This is the first academic monograph to bring together two important areas of literary scholarship: the nineteenth-century French novel and contemporary post-psychoanalytic theories of the body.
This book mobilises the unexplored interpretative and critical potential of the figure of the taboo to interrogate accounts of the body in nineteenth-century French fiction. French realist texts are structured and driven by representations of the body and depend on the depiction of corporeal realities for the generation of narrative intrigue. But anxieties around bodily representation undermine realism’s claims of objectivity and transparency. Aspects of bodily reality which threaten les bonnes moeurs – gender identity confusion, voracious sexual appetite, disability, torture, murder, child abuse and unexplained or physically repulsive illness – whilst present in the texts, are rarely allowed to occupy the foreground and are instead spurned or only partially alluded to by writers and critics.

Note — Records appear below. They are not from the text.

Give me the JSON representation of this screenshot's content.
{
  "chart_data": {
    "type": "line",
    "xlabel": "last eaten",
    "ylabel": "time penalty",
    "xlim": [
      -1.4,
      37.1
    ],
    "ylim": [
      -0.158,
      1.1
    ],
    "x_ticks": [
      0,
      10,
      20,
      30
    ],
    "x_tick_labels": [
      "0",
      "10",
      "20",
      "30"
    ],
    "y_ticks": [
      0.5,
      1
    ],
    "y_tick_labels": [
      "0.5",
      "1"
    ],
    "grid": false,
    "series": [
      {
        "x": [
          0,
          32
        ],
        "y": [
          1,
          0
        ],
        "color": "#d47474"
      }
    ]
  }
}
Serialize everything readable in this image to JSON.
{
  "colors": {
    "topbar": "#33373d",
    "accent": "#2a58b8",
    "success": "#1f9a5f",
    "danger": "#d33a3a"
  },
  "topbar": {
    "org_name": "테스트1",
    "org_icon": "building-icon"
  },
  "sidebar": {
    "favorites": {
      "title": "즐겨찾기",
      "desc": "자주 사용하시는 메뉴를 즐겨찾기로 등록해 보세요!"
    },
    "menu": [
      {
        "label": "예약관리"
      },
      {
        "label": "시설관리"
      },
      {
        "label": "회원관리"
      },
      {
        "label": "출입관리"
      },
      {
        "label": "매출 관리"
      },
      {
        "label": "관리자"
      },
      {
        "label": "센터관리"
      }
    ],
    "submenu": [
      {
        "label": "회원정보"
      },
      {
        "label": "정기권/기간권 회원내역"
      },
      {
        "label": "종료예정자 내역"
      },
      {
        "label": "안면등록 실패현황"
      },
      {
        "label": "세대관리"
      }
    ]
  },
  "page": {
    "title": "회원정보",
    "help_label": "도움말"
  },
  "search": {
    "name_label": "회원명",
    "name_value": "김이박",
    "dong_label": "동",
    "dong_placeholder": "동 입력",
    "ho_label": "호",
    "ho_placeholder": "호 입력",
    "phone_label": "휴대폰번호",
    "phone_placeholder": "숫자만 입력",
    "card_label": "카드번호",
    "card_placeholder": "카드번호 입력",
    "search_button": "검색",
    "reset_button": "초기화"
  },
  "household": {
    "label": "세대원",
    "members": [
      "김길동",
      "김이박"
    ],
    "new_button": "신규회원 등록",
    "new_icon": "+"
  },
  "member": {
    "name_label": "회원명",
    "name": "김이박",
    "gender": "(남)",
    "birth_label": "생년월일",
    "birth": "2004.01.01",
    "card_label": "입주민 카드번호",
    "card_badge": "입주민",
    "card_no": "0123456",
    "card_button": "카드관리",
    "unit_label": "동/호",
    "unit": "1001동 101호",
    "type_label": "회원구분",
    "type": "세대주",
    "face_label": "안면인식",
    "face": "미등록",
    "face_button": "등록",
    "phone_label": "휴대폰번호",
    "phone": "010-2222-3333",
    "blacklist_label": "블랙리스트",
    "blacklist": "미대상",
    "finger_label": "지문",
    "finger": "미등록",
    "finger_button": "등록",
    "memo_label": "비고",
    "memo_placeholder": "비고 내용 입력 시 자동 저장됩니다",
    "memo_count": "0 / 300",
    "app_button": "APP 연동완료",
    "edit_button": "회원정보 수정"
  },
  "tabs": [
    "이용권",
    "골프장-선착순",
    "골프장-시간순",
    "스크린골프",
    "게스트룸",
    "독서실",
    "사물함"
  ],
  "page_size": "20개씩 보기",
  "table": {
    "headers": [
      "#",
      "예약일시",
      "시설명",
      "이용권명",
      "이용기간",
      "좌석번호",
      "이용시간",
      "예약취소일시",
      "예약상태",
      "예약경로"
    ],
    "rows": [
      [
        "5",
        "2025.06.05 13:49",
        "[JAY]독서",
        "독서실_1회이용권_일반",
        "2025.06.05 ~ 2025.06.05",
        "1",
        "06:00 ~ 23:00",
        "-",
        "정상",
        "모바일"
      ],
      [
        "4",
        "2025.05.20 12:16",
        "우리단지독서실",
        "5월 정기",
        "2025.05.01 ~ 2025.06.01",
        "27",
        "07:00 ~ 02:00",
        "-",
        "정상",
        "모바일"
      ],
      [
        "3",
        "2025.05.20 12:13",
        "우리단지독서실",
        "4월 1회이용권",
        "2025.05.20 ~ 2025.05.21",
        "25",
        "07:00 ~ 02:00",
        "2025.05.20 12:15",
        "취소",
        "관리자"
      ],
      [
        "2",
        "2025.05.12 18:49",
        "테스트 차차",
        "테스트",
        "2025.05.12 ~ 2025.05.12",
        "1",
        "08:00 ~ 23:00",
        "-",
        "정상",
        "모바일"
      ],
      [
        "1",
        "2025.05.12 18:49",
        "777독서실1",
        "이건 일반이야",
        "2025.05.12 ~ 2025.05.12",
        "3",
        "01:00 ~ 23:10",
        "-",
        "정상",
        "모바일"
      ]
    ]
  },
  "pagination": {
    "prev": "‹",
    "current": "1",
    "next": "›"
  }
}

The taboo is a multivalent concept meaning both ‘consecrated’ and ‘forbidden’. The term’s resonances of prohibition and restriction align the taboo with the unspeakable, yet the very ambiguity of the term demands that taboos are defined and discussed in language. The struggle between the speakable and the unspeakable encapsulated in the figure of the taboo offers a new and powerful means of interpreting the realists’ representations of the body. The taboo bodies hidden in realist texts are amongst their most articulate. They frequently reveal their own secrets in unexpected ways but also tell of other apparently unrelated elements of bodily reality. In fact the taboo body is central to the realists’ means of representation as well as to their content. Through its development of a new critical framework – the taboo - this study reads realist texts alongside modern theorists of the body to reveal that realist texts, whether knowingly or incidentally, use the mechanism of the taboo to reflexively comment on their own creative processes. As such the figure of the taboo is used to plot an alternative model of author-reader relations based on the struggle to speak the unspeakable.